Firstly, in general $P(A \mid B ) \neq P(B \mid A)$.
I will note $V$ the event for "vampire", $\bar{V}$ for "non-vampire" and $T \in \{0,1\}$ the result of the blood test.
In your example we need to carefully understand the meaning of
the blood test correctly detects vampirism 95% of the time.
The blood test correctly detects vampirism 95% of the time, that is if you take a vampire, the test will detect that he is a vampire 95% of the time. That is $P(T=1 \mid V) = 0.95$.
But what is the meaning of $P(V \mid T=1)$?
It's the "frequency" of vampires among the subjects who were declared as such.
Suppose your test is such that $P(T=1 \mid \bar{V}) = 0$, i.e. the test is always negative for non-vampires.

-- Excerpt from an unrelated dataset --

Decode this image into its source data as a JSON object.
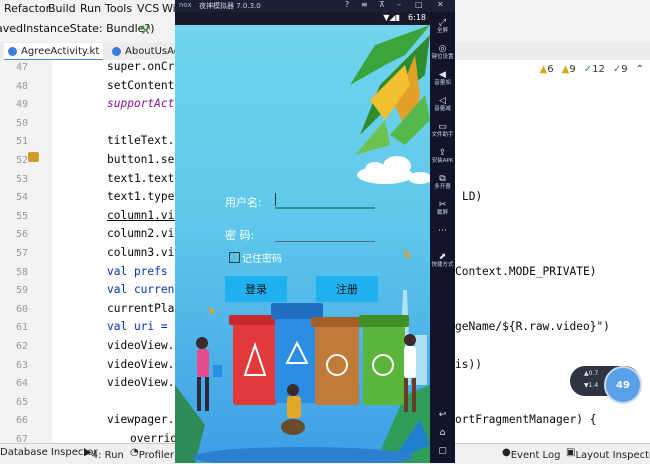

Then only vampires have a positive blood test and thus $P(V \mid T=1)=1$.
But now suppose that $P(T=1 \mid \bar{V}) = 1$ i.e. all non-vampires have a positive blood test.
Let $P(V) = P(\bar{V}) = \frac{1}{2}$, i.e. there are as much vampires as non-vampires.
Thus among those who have a positive blood test you have all non-vampires and 95% of the vampires.
Thus the frenquency of vampires among subject who have a positive test is much less than 1.
It is actually
\begin{align*}
P( V \mid T=1) &= \frac{P(T=1 \mid V) P(V)}{P(T=1)} \\
&= \frac{0.95 \times 0.5}{\frac{1}{2} + \frac{0.95}{2}} \\
&\approx 0.487
\end{align*}
To conclude, the blood test can correctly detect vampirism 95% of the time, but if there are much more non-vampires and if the test is positive for them with a high probability then the probability of being a vampire knowing the test is positive will be very small. Conversely, $P(V \mid T=1)$ can be very high even with $P(T=1 \mid V)$ small.